Per i consiglieri, “l’assessore ammette il taglio alle scuole dell’infanzia paritarie, giustificandolo con le difficoltà di bilancio, e conferma il nuovo sistema di contribuzione per nidi e micronidi che, nei fatti, comporta una significativa riduzione del contributo comunale riconosciuto ai gestori per ciascun bambino. Infatti, i posti vengono aumentati a parità di stanziamento rispetto all’anno scorso”.
Dunque, ribadiscono Carassai, Alquati e Portesani, “non siamo noi a fare confusione: è la stessa assessore a confermare, punto per punto, le scelte che avevamo denunciato. Cambiano le motivazioni, non i fatti. È questo il punto politico che interessa alle famiglie e agli operatori del settore. Se davvero l’Amministrazione ritiene corrette queste scelte, venga a spiegarle nella sede istituzionale competente”.
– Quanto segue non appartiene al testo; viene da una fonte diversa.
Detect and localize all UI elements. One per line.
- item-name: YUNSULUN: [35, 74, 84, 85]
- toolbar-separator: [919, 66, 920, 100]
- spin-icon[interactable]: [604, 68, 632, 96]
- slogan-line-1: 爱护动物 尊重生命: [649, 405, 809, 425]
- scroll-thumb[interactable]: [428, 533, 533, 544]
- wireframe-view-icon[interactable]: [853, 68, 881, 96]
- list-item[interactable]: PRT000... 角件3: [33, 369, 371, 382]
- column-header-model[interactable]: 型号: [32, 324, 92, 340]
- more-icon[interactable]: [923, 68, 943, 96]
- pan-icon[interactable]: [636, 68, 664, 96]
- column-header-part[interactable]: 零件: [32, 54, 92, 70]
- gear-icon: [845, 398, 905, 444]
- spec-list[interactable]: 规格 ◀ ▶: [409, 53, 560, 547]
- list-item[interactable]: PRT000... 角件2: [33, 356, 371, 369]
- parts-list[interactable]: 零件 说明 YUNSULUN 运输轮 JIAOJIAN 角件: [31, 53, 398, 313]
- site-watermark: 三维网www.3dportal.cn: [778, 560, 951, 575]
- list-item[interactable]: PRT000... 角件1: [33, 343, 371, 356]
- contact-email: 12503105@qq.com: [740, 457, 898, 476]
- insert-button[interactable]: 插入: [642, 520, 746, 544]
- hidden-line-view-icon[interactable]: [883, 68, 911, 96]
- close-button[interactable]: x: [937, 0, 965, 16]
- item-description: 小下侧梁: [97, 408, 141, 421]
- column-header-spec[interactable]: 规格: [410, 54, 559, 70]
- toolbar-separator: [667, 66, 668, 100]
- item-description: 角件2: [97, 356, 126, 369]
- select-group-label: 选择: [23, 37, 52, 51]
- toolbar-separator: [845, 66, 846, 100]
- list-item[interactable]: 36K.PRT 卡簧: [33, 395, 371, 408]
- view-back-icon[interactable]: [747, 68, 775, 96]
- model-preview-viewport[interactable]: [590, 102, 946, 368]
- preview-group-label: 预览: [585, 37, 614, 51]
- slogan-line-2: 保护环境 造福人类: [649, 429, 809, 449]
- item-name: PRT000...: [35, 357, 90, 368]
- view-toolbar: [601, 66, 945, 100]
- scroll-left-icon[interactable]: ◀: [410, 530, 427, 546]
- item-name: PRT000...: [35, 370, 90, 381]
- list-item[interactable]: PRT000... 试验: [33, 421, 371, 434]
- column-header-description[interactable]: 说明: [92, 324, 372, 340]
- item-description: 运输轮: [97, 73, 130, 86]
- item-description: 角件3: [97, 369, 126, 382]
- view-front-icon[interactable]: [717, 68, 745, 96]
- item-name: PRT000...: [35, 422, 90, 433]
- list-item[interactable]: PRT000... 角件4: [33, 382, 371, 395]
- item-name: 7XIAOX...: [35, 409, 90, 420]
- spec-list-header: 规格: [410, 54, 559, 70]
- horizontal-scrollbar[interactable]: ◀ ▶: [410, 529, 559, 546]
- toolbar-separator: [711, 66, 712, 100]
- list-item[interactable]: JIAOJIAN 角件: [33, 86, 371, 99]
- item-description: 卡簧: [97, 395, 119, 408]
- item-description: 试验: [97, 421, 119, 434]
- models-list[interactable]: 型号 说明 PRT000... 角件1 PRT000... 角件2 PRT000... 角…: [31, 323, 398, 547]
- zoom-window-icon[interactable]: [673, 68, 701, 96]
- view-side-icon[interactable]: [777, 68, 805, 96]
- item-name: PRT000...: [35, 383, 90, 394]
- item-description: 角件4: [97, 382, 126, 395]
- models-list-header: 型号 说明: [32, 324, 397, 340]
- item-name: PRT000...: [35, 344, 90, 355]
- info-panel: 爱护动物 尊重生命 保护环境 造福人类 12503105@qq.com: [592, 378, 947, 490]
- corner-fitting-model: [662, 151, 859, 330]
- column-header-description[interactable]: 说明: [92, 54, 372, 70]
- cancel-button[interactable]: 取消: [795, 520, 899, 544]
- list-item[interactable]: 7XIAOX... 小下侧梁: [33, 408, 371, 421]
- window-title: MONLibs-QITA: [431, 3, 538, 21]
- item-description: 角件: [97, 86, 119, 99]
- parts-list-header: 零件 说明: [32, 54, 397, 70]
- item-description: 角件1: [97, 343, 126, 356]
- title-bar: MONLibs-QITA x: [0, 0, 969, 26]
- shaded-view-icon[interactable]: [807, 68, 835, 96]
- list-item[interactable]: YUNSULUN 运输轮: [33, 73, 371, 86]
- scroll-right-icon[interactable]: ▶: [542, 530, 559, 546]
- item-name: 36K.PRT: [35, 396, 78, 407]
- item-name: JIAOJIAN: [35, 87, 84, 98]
A questo proposito, i consiglieri di opposizione ribadiscono la propria richiesta: “siamo stati costretti ad intervenire pubblicamente perché da quasi quindici giorni abbiamo formalmente richiesto la convocazione urgente della Commissione consiliare competente e, nonostante i ripetuti solleciti, non abbiamo ancora ricevuto alcuna risposta. È singolare che si invochi il confronto e il dialogo, ma si eviti proprio il luogo istituzionale nel quale quel confronto dovrebbe svolgersi. Noi non alimentiamo polemiche: chiediamo semplicemente trasparenza.
Vogliamo conoscere le reali intenzioni dell’Amministrazione sul futuro del sistema educativo 0-6, comprendere quali saranno le ricadute economiche sui gestori e sapere come si intenda evitare che la riduzione dei contributi finisca inevitabilmente per gravare sulle famiglie. Attendiamo quindi l’immediata convocazione della Commissione.
I gestori delle scuole e dei nidi, così come le famiglie cremonesi, hanno diritto ad avere risposte chiare, non comunicati stampa. Se l’Amministrazione è convinta delle proprie scelte, non dovrebbe avere alcun timore di illustrarle e difenderle davanti al Consiglio comunale. È lì che si svolge il confronto democratico, non sulle pagine dei giornali” concludono Carassai, Alquati e Portesani.